Structured Notes

Defined outcomes and principal protection for institutional portfolios

Access carefully selected structured note investments with defined outcomes, principal protection features, and enhanced yield potential. We leverage institutional pricing and deep issuer relationships to provide transparent, well-structured instruments that complement HTO-optimized portfolios.

Principal Protection

Structured notes with built-in principal protection features that define your downside before you invest. Know your worst-case scenario upfront, so you can plan accordingly.

Yield Enhancement

Access enhanced yield strategies that can generate income above traditional fixed income in a variety of market environments, with clearly defined risk parameters.

Institutional Pricing

Our institutional relationships with major issuers provide access to competitive pricing that is typically unavailable to individual advisors or smaller allocations.

Transparent Terms

Every structured note we recommend comes with fully transparent terms — no hidden fees, no opaque structures. We break down every component so you understand exactly what you own.

Custom Structures

Beyond off-the-shelf notes, we work with issuers to design custom structures tailored to your specific return objectives, risk tolerances, and market outlook.

Risk-Defined Outcomes

Structured notes provide payoff profiles with clearly defined parameters — you know the potential upside, the conditions for return, and the maximum downside before committing capital.

How Structured Notes Work

Structured notes are debt instruments issued by financial institutions whose returns are linked to the performance of an underlying asset, index, or basket of assets.

Unlike traditional bonds that pay a fixed coupon, structured notes combine a bond component with a derivative component to create a customized payoff profile.

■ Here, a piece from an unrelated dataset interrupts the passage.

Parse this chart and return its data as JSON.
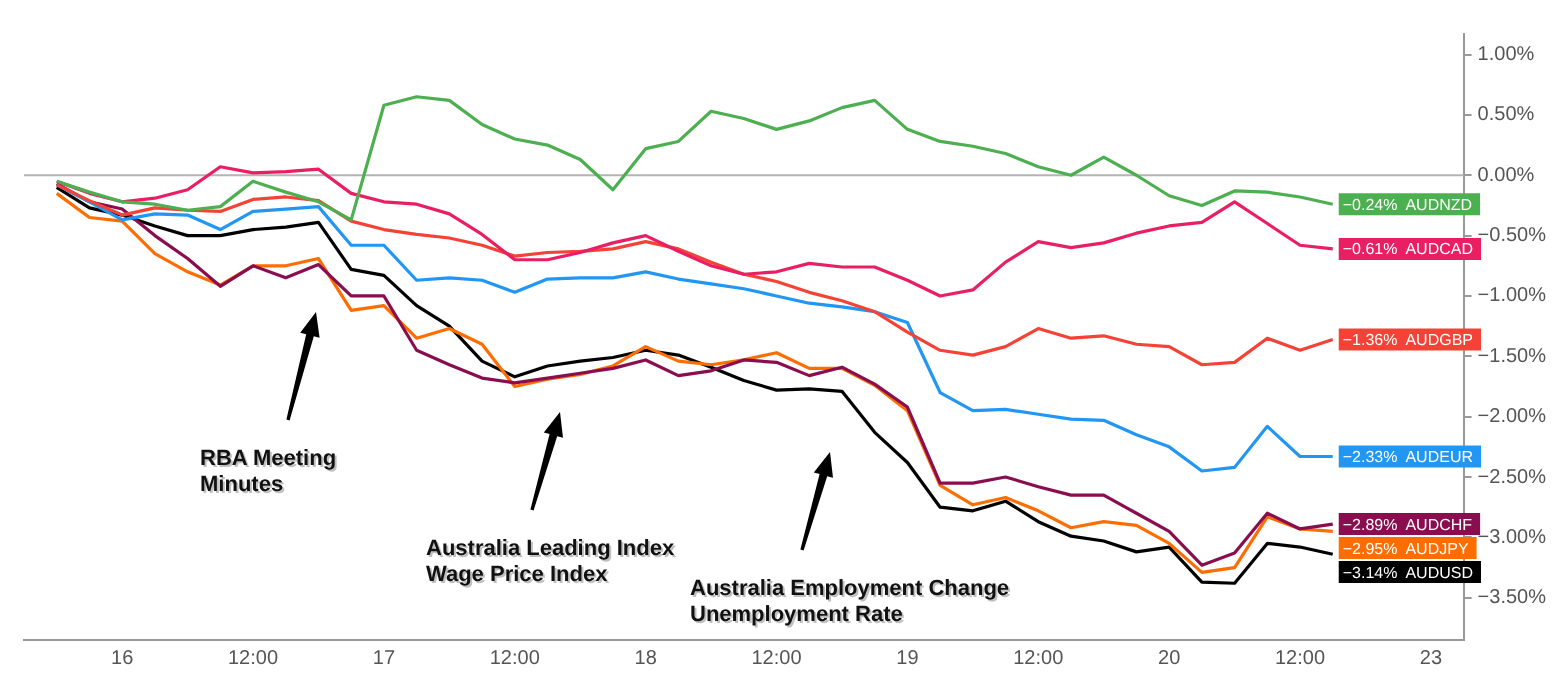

This allows investors to gain exposure to specific market outcomes while managing risk through built-in protection features.

The principal protection component is typically achieved through a zero-coupon bond that matures at par value, while the derivative component provides the upside participation or yield enhancement linked to the reference asset.

Key Components

  • Bond component for principal protection at maturity
  • Derivative component linked to reference asset
  • Defined maturity date and payoff conditions
  • Participation rates and cap/floor levels
  • Issuer credit quality and counterparty assessment

Important Risk Disclosures

Structured notes involve significant risks that investors should carefully consider before investing. These risks include, but are not limited to:

  • Credit Risk: Structured notes are unsecured debt obligations of the issuer. If the issuer defaults, you may lose some or all of your investment regardless of the note's terms.
  • Liquidity Risk: Structured notes may have limited or no secondary market. You may not be able to sell before maturity, and early redemption may result in a loss.
  • Market Risk: The return on structured notes depends on the performance of the underlying reference asset. Adverse market conditions may result in returns below expectations or loss of principal.
  • Complexity Risk: Structured notes are complex financial instruments. Investors should fully understand the terms, conditions, and risks before investing.

Principal protection, where applicable, is subject to the creditworthiness of the issuer and applies only if the note is held to maturity. Past performance of any reference asset is not indicative of future results. This information does not constitute an offer to sell or a solicitation of an offer to buy any structured note.